Rzeczywistość bywa bardziej zaskakująca i niesamowita niż by się podejrzewało.
Wywiad,
słowo klucz do świata pełnego tajemnic, niespodziewanych wydarzeń, spektakularnych
akcji i przede wszystkim szpiegów. Tak to może wyglądać dla laików, wychowanych
na sensacyjnych produkcjach filmowych i równie ekscytujących tytułach
książkowych. Jednak jak to bywa rzeczywistość jest całkowicie odrębnym bytem i
często o wiele barwniejszym i intrygującym niż się komukolwiek wydaje. Wywiad
nie jest pomysłem ostatnich kilkudziesięciu czy też nawet kilkuset lat, jego
korzenie sięgają do pierwszych cywilizacji. W końcu jego nadrzędnym celem jest
informacja, kto ją posiada ma przewagę nad innymi. Jednak to nie wszystko, ale
dopiero początek niesamowitych dziejów spod znaku agenturalnych rozgrywek. Już
w Biblii są wspomniane tego typu działania, z innych pism starożytnych także
można dowiedzieć się o przodkach dzisiejszych agentów. Również Chińczycy mają
znaczący wkład w tę dziedzinę stosunków społecznych, w sąsiednich Indiach też rozwijano
tę sztukę. Kolejne wieki przyniosły rozwój tej jakże użytecznej dziedziny,
niektóre nazwiska już zawsze będą kojarzyły się jednoznacznie, bo kto nie zna
kardynała Richelieu? Literatura przysporzyła sławy jednym i antypatii drugim,
uwypukliła pewne wydarzenia, lecz prawdziwe oblicze wywiadowczego środowiska to
całkowicie inna historia niż się powszechnie wydaje. Znane wydarzenia z
perspektywy wywiadowczej „podszewki” nabierają nowych kolorów, a zwłaszcza
wymowy.
James
Bond i jego mniej lub bardziej znany kompani po fachu, płci obojga, wydają się
nie mieć konkurencji w realnym świecie. Oczywiście powszechnie wiadomo, że
wywiad istnieje, lecz pozostaje w cieniu więc na jego temat krążą plotki i
bajki. Ile jest w nich prawdy? Trzeba przyznać autorowi „Uwaga, szpieg!”, że
nad wyraz rzetelnie podszedł do tematu i wprost zasypuje czytelników
informacjami.

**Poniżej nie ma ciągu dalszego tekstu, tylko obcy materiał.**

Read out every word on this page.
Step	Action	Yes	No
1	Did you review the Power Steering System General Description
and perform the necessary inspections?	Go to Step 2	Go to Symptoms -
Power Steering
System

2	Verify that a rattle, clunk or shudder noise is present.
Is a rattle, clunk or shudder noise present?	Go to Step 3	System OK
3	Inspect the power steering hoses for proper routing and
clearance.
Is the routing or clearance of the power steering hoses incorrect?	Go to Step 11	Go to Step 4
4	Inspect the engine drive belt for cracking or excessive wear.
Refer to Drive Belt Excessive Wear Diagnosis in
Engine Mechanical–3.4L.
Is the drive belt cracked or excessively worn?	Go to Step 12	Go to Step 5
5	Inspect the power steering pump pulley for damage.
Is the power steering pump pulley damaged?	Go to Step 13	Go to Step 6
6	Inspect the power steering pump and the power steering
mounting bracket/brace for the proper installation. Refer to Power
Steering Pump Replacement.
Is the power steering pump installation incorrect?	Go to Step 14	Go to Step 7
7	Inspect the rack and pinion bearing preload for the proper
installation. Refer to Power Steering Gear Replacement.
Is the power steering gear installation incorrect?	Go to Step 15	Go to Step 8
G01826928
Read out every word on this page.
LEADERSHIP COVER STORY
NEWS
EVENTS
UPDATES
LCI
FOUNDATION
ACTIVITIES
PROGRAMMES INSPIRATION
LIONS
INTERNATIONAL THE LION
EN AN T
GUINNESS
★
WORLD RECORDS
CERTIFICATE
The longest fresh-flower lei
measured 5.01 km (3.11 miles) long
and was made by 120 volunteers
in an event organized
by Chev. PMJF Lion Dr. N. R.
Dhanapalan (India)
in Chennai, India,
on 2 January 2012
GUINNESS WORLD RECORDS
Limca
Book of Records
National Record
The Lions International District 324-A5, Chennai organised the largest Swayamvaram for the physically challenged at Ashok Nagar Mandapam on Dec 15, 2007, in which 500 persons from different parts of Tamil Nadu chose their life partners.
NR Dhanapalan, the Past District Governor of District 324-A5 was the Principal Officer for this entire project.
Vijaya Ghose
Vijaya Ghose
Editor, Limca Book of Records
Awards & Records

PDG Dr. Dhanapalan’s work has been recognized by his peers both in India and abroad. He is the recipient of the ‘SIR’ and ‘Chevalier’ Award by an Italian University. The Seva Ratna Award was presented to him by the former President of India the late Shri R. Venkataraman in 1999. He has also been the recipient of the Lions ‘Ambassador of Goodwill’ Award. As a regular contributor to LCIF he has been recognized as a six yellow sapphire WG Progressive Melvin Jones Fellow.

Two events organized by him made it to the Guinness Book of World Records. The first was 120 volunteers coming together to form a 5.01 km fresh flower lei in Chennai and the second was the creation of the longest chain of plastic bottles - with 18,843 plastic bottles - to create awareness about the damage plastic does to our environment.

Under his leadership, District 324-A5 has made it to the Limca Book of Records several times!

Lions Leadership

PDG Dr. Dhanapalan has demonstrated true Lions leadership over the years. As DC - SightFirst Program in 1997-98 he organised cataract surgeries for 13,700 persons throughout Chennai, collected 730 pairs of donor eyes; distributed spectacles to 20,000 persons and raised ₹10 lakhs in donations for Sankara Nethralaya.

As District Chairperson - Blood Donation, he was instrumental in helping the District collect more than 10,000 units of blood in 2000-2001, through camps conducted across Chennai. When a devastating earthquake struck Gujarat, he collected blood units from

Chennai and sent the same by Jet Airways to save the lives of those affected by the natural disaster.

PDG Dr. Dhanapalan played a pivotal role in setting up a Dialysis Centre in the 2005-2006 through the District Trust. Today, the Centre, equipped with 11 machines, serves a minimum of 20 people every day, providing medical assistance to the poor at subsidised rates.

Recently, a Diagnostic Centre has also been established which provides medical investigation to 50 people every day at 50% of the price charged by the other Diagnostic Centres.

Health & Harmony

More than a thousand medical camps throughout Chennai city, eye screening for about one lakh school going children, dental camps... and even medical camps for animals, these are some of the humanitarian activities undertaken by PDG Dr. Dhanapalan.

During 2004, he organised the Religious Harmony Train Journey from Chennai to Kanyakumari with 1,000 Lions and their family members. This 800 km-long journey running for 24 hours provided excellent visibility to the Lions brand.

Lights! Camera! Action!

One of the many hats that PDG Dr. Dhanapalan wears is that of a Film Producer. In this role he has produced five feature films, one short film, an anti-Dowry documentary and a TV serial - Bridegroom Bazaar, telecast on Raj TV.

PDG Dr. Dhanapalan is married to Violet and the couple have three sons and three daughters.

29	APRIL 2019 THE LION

Jednak nie trzeba się bać tej powodzi, wprost przeciwnie Tadeusz
Kisielewski wie co chce przekazać i robi to w przemyślany sposób, fakty
uzupełnia o ciekawostki oraz materiały źródłowe. Dzięki temu zaznajamiamy się z
wiekami szpiegowskiego fachu od zamierzchłych czasów po dzień dzisiejszy
jednocześnie mając możliwość spojrzenia na historyczne wydarzenia z nowej perspektywy.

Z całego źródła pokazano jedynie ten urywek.